For some reason I do not observe transfer overlap in Nsight Systems timeline despite the fact that transfers are done in separate streams, data is transferred from/to paged memory, and there are no dependencies between streams. deviceQuery.exe reports ‘3 copy engines’, so it seems that simultaneous sending/receiving should be possible on this GPU.

What might be going wrong?
I am on Windows 10.

Thank you

Compute/transfer overlap seems to be working OK (there are 3 streams in total: compute, read, write).

windows 10 command batching in WDDM mode can get in the way of observing the desired concurrency scenarios. Whether or not it is impacting your case I cannot say.

Hi Robert,

thank you for your helpful reply. Indeed it seems that calling cuStreamQuery() for the stream where copying to GPU takes place right after enqueuing the copy operations helps to achieve read-write overlap.

Any recommendations on when I should force software queue flushing by calling cuStreamQuery() to improve performance?

My recommendations:
Switch to linux.
Or switch to a GPU that can be placed in TCC mode on windows.

OK, thank you.
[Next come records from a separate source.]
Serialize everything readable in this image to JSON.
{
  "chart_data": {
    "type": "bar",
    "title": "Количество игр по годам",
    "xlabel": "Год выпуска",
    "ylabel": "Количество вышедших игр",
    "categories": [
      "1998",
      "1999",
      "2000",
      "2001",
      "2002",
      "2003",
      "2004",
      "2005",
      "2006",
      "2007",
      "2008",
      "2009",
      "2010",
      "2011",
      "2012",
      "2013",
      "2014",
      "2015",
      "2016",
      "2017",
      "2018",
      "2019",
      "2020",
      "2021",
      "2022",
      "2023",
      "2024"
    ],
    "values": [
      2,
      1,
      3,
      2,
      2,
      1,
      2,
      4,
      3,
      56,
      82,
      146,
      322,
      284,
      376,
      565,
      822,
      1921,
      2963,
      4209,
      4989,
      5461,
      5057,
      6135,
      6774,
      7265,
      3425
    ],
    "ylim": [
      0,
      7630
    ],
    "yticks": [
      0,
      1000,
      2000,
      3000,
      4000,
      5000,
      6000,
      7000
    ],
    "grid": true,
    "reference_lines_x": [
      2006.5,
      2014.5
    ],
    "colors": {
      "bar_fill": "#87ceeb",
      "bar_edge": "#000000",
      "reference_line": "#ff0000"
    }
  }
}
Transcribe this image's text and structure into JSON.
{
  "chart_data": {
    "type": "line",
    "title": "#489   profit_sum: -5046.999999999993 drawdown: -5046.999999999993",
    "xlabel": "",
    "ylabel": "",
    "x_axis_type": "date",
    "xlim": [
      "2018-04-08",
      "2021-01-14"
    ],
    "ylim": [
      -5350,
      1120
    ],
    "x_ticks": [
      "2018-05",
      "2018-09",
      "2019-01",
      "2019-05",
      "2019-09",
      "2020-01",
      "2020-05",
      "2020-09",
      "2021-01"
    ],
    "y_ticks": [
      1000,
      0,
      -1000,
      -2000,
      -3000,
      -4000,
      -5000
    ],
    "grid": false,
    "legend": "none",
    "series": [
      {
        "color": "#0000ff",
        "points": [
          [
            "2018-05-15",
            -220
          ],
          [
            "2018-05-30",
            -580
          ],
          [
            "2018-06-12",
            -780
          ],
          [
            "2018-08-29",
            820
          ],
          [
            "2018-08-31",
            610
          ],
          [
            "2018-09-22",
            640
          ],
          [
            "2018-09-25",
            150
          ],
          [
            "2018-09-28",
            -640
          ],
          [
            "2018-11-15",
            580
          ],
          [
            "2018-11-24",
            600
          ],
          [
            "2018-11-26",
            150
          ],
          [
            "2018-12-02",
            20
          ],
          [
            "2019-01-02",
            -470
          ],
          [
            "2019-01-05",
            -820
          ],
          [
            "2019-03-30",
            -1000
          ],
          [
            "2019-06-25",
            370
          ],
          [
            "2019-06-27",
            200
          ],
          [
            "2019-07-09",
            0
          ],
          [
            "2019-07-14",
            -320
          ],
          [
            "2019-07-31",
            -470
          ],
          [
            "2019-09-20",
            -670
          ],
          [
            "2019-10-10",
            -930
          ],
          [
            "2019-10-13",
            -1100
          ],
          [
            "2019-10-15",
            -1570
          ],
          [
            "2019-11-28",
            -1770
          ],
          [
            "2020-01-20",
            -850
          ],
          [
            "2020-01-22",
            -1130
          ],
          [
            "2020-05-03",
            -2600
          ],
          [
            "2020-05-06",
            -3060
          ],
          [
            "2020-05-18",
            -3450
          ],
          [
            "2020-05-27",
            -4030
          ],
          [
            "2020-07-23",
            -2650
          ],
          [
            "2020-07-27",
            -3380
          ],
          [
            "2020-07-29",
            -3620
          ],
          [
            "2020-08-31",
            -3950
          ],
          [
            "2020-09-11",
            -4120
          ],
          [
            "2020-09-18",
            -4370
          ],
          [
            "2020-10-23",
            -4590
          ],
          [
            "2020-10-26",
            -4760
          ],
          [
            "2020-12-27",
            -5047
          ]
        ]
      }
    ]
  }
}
I wish I could…

regarding stream query flushing of the command queue, the only thing I can suggest is what has been commented on already. Since you came up with the idea on your own in this thread, I’m assuming you may have already read some of Greg’s description. I can’t offer any advice beyond that.
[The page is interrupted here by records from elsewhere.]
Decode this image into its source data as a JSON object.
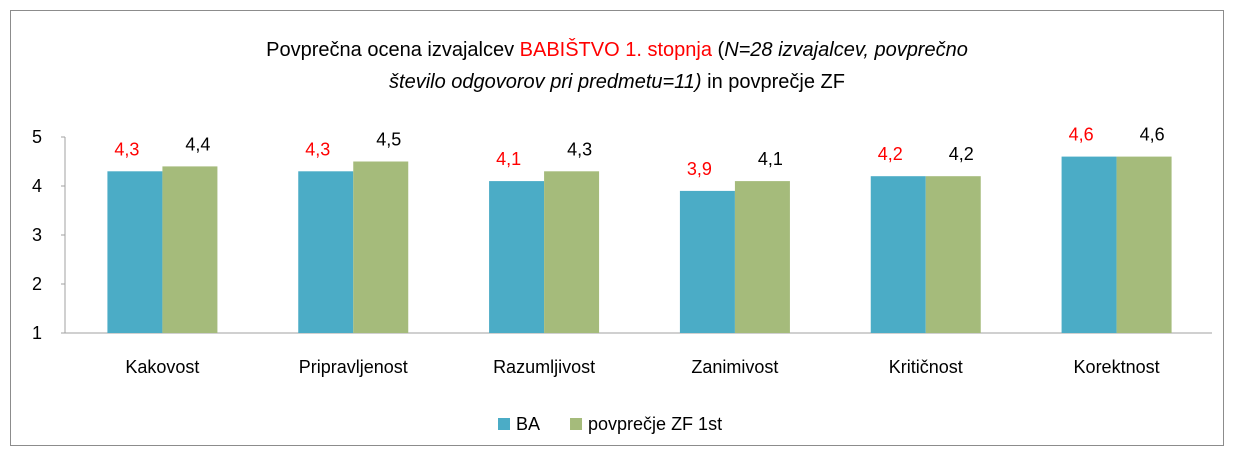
{
  "chart_data": {
    "type": "bar",
    "title": [
      [
        "Povprečna ocena izvajalcev ",
        "BABIŠTVO 1. stopnja",
        " (",
        "N=28 izvajalcev, povprečno"
      ],
      [
        "število odgovorov pri predmetu=11)",
        " in povprečje ZF"
      ]
    ],
    "categories": [
      "Kakovost",
      "Pripravljenost",
      "Razumljivost",
      "Zanimivost",
      "Kritičnost",
      "Korektnost"
    ],
    "series": [
      {
        "name": "BA",
        "color": "#4bacc6",
        "label_color": "#ff0000",
        "values": [
          4.3,
          4.3,
          4.1,
          3.9,
          4.2,
          4.6
        ],
        "value_labels": [
          "4,3",
          "4,3",
          "4,1",
          "3,9",
          "4,2",
          "4,6"
        ]
      },
      {
        "name": "povprečje ZF 1st",
        "color": "#a5bb7b",
        "label_color": "#000000",
        "values": [
          4.4,
          4.5,
          4.3,
          4.1,
          4.2,
          4.6
        ],
        "value_labels": [
          "4,4",
          "4,5",
          "4,3",
          "4,1",
          "4,2",
          "4,6"
        ]
      }
    ],
    "ylim": [
      1,
      5
    ],
    "yticks": [
      1,
      2,
      3,
      4,
      5
    ],
    "grid": false,
    "legend": "bottom"
  }
}
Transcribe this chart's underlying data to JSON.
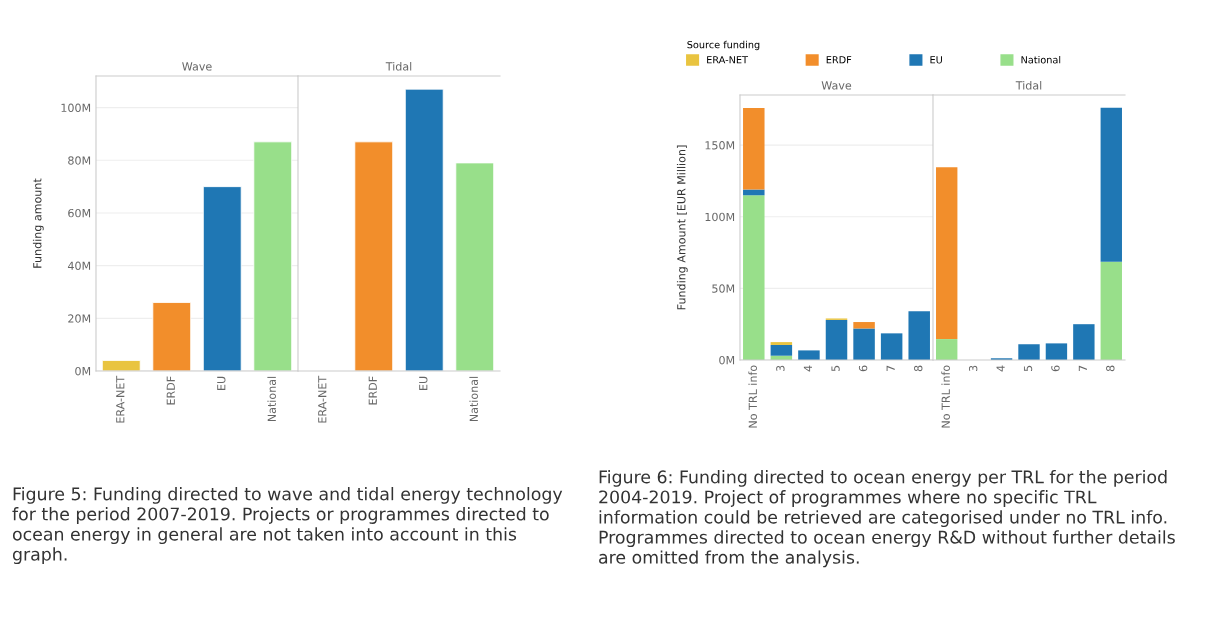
{
  "chart_data": [
    {
      "type": "bar",
      "title": "Wave",
      "ylabel": "Funding amount",
      "categories": [
        "ERA-NET",
        "ERDF",
        "EU",
        "National"
      ],
      "values": [
        4,
        26,
        70,
        87
      ],
      "colors": [
        "#e9c440",
        "#f28e2b",
        "#1f77b4",
        "#98df8a"
      ],
      "ylim": [
        0,
        112
      ],
      "yticks": [
        {
          "value": 0,
          "label": "0M"
        },
        {
          "value": 20,
          "label": "20M"
        },
        {
          "value": 40,
          "label": "40M"
        },
        {
          "value": 60,
          "label": "60M"
        },
        {
          "value": 80,
          "label": "80M"
        },
        {
          "value": 100,
          "label": "100M"
        }
      ],
      "grid": "y",
      "annotations": [
        "Figure 5: Funding directed to wave and tidal energy technology for the period 2007-2019. Projects or programmes directed to ocean energy in general are not taken into account in this graph."
      ]
    },
    {
      "type": "bar",
      "title": "Tidal",
      "categories": [
        "ERA-NET",
        "ERDF",
        "EU",
        "National"
      ],
      "values": [
        null,
        87,
        107,
        79
      ],
      "colors": [
        "#e9c440",
        "#f28e2b",
        "#1f77b4",
        "#98df8a"
      ],
      "ylim": [
        0,
        112
      ],
      "grid": "y",
      "tick_labels": "x"
    },
    {
      "type": "bar",
      "title": "Wave",
      "ylabel": "Funding Amount [EUR Million]",
      "legend_title": "Source funding",
      "legend": "top",
      "stacked": true,
      "categories": [
        "No TRL info",
        "3",
        "4",
        "5",
        "6",
        "7",
        "8"
      ],
      "series": [
        {
          "name": "National",
          "color": "#98df8a",
          "values": [
            115,
            3,
            0,
            0,
            0,
            0,
            0
          ]
        },
        {
          "name": "EU",
          "color": "#1f77b4",
          "values": [
            4,
            7.5,
            6.7,
            28,
            22,
            18.6,
            34
          ]
        },
        {
          "name": "ERDF",
          "color": "#f28e2b",
          "values": [
            57,
            0,
            0,
            0,
            4.5,
            0,
            0
          ]
        },
        {
          "name": "ERA-NET",
          "color": "#e9c440",
          "values": [
            0,
            2,
            0,
            1,
            0,
            0,
            0
          ]
        }
      ],
      "ylim": [
        0,
        185
      ],
      "yticks": [
        {
          "value": 0,
          "label": "0M"
        },
        {
          "value": 50,
          "label": "50M"
        },
        {
          "value": 100,
          "label": "100M"
        },
        {
          "value": 150,
          "label": "150M"
        }
      ],
      "grid": "y",
      "annotations": [
        "Figure 6: Funding directed to ocean energy per TRL for the period 2004-2019. Project of programmes where no specific TRL information could be retrieved are categorised under no TRL info. Programmes directed to ocean energy R&D without further details are omitted from the analysis."
      ]
    },
    {
      "type": "bar",
      "title": "Tidal",
      "stacked": true,
      "categories": [
        "No TRL info",
        "3",
        "4",
        "5",
        "6",
        "7",
        "8"
      ],
      "series": [
        {
          "color": "#98df8a",
          "values": [
            14.6,
            0,
            0,
            0,
            0,
            0,
            68.6
          ]
        },
        {
          "color": "#1f77b4",
          "values": [
            0,
            0,
            1.2,
            11,
            11.6,
            25,
            107.5
          ]
        },
        {
          "color": "#f28e2b",
          "values": [
            120,
            0,
            0,
            0,
            0,
            0,
            0
          ]
        }
      ],
      "ylim": [
        0,
        185
      ],
      "grid": "y",
      "tick_labels": "x"
    }
  ]
}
despite the fact that transfers are done in separate streams, data is transferred from/to paged memory, and there are no dependencies between streams.
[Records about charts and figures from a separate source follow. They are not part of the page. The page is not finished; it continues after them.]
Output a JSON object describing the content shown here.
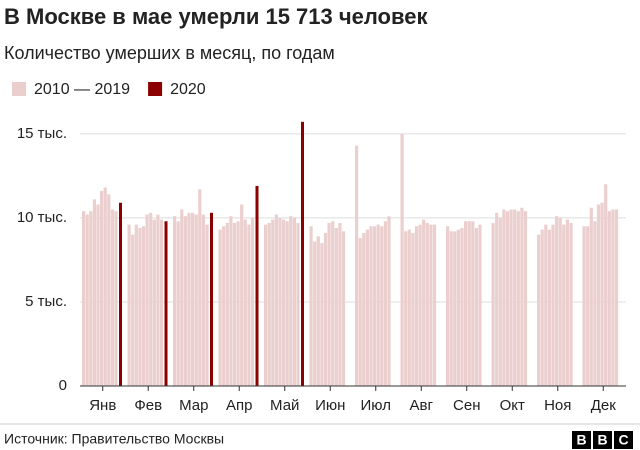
{
  "chart_data": {
    "type": "bar",
    "title": "В Москве в мае умерли 15 713 человек",
    "subtitle": "Количество умерших в месяц, по годам",
    "categories": [
      "Янв",
      "Фев",
      "Мар",
      "Апр",
      "Май",
      "Июн",
      "Июл",
      "Авг",
      "Сен",
      "Окт",
      "Ноя",
      "Дек"
    ],
    "series": [
      {
        "name": "2010 — 2019",
        "color": "#ebcfcf",
        "values": [
          [
            10400,
            10200,
            10400,
            11100,
            10800,
            11600,
            11800,
            11400,
            10500,
            10400
          ],
          [
            9600,
            9000,
            9600,
            9400,
            9500,
            10200,
            10300,
            9900,
            10200,
            9900
          ],
          [
            10100,
            9800,
            10500,
            10100,
            10300,
            10300,
            10200,
            11700,
            10200,
            9600
          ],
          [
            9300,
            9500,
            9700,
            10100,
            9700,
            9800,
            10800,
            9900,
            9600,
            10000
          ],
          [
            9600,
            9700,
            9900,
            10200,
            10000,
            9900,
            9800,
            10100,
            10000,
            9700
          ],
          [
            9500,
            8600,
            8900,
            8500,
            9100,
            9700,
            9800,
            9400,
            9700,
            9200
          ],
          [
            14300,
            8800,
            9100,
            9300,
            9500,
            9500,
            9600,
            9500,
            9800,
            10100
          ],
          [
            15000,
            9200,
            9300,
            9100,
            9500,
            9600,
            9900,
            9700,
            9600,
            9600
          ],
          [
            9500,
            9200,
            9200,
            9300,
            9400,
            9800,
            9800,
            9800,
            9400,
            9600
          ],
          [
            9700,
            10300,
            10000,
            10500,
            10400,
            10500,
            10500,
            10400,
            10600,
            10400
          ],
          [
            9000,
            9300,
            9600,
            9300,
            9600,
            10100,
            10000,
            9600,
            9900,
            9700
          ],
          [
            9500,
            9500,
            10600,
            9800,
            10800,
            10900,
            12000,
            10400,
            10500,
            10500
          ]
        ]
      },
      {
        "name": "2020",
        "color": "#8b0000",
        "values": [
          10900,
          9800,
          10300,
          11900,
          15713,
          null,
          null,
          null,
          null,
          null,
          null,
          null
        ]
      }
    ],
    "ylim": [
      0,
      16000
    ],
    "yticks": [
      0,
      {
        "value": 5000,
        "label": "5 тыс."
      },
      {
        "value": 10000,
        "label": "10 тыс."
      },
      {
        "value": 15000,
        "label": "15 тыс."
      }
    ],
    "grid": true,
    "source": "Источник: Правительство Москвы",
    "logo": [
      "B",
      "B",
      "C"
    ]
  }
}
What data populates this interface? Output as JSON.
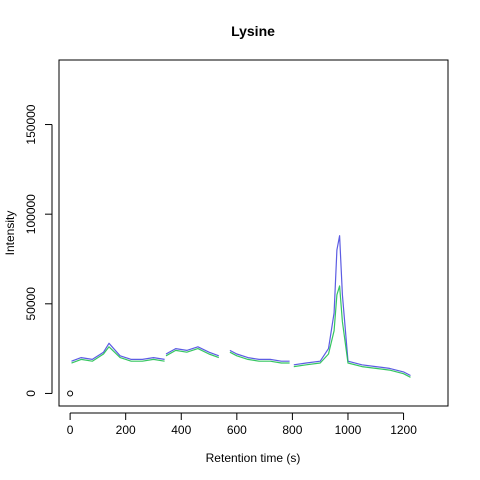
{
  "chart_data": {
    "type": "line",
    "title": "Lysine",
    "xlabel": "Retention time (s)",
    "ylabel": "Intensity",
    "xlim": [
      -40,
      1360
    ],
    "ylim": [
      -7000,
      186000
    ],
    "x_ticks": [
      0,
      200,
      400,
      600,
      800,
      1000,
      1200
    ],
    "y_ticks": [
      0,
      50000,
      100000,
      150000
    ],
    "grid": false,
    "legend": "none",
    "series": [
      {
        "color": "#4a4ae0",
        "segments": [
          {
            "x": [
              5,
              40,
              80,
              120,
              140,
              180,
              220,
              260,
              300,
              340
            ],
            "y": [
              18000,
              20000,
              19000,
              23000,
              28000,
              21000,
              19000,
              19000,
              20000,
              19000
            ]
          },
          {
            "x": [
              345,
              380,
              420,
              460,
              500,
              535
            ],
            "y": [
              22000,
              25000,
              24000,
              26000,
              23000,
              21000
            ]
          },
          {
            "x": [
              575,
              600,
              640,
              680,
              720,
              760,
              790
            ],
            "y": [
              24000,
              22000,
              20000,
              19000,
              19000,
              18000,
              18000
            ]
          },
          {
            "x": [
              805,
              850,
              900,
              930,
              950,
              960,
              970,
              980,
              1000,
              1050,
              1100,
              1150,
              1200,
              1225
            ],
            "y": [
              16000,
              17000,
              18000,
              25000,
              45000,
              80000,
              88000,
              55000,
              18000,
              16000,
              15000,
              14000,
              12000,
              10000
            ]
          }
        ]
      },
      {
        "color": "#20c050",
        "segments": [
          {
            "x": [
              5,
              40,
              80,
              120,
              140,
              180,
              220,
              260,
              300,
              340
            ],
            "y": [
              17000,
              19000,
              18000,
              22000,
              26000,
              20000,
              18000,
              18000,
              19000,
              18000
            ]
          },
          {
            "x": [
              345,
              380,
              420,
              460,
              500,
              535
            ],
            "y": [
              21000,
              24000,
              23000,
              25000,
              22000,
              20000
            ]
          },
          {
            "x": [
              575,
              600,
              640,
              680,
              720,
              760,
              790
            ],
            "y": [
              23000,
              21000,
              19000,
              18000,
              18000,
              17000,
              17000
            ]
          },
          {
            "x": [
              805,
              850,
              900,
              930,
              950,
              960,
              970,
              980,
              1000,
              1050,
              1100,
              1150,
              1200,
              1225
            ],
            "y": [
              15000,
              16000,
              17000,
              22000,
              35000,
              55000,
              60000,
              40000,
              17000,
              15000,
              14000,
              13000,
              11000,
              9000
            ]
          }
        ]
      }
    ],
    "points": [
      {
        "x": 0,
        "y": 0
      }
    ]
  }
}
If the host memory buffer is page-able then the CUDA driver has to do one of the following:

  1. If the transfer is H2D and the size is small then the driver copies the data into the command buffer and uses the GPU front end to copy the data.
  2. If the transfer is H2D then the CUDA driver copies the data from a page-able buffer into a driver own pinned buffer and uses the copy engine to transfer the data. If the size is larger than (1) then this is repeated.
  3. If the transfer is D2H then the CUDA driver uses the copy engine to copy from device to a driver owned pinned system memory buffer and once complete uses the CPU to copy the data to the final host buffer. If the size is large than the driver owned buffer this is repeated multiple times.

In order to get concurrent transfers the recommended strategy is to pin the host buffer. It may be possible to use two different CPU threads to get the driver to support concurrency; however, I believe the CUDA driver still has a critical section and will let one memory copy be active in the driver per context.

Thank you Greg. It was a typo in my original question. Data is transferred from/to pinned memory, not paged. It seems that calling cuStreamQuery() every now and then sufficiently improves overlapping. The timeline is still not as neat as it would be in TCC mode, but I guess we have to live with it.

How about a dedicated ‘cuFlush’ API function (OpenCL has it (clFlush), CUDA does not – any good reason for that)? Any plans to extend TCC support to RTX Ti-series GPUs? I believe this is a sales/marketing decision rather than a technical one.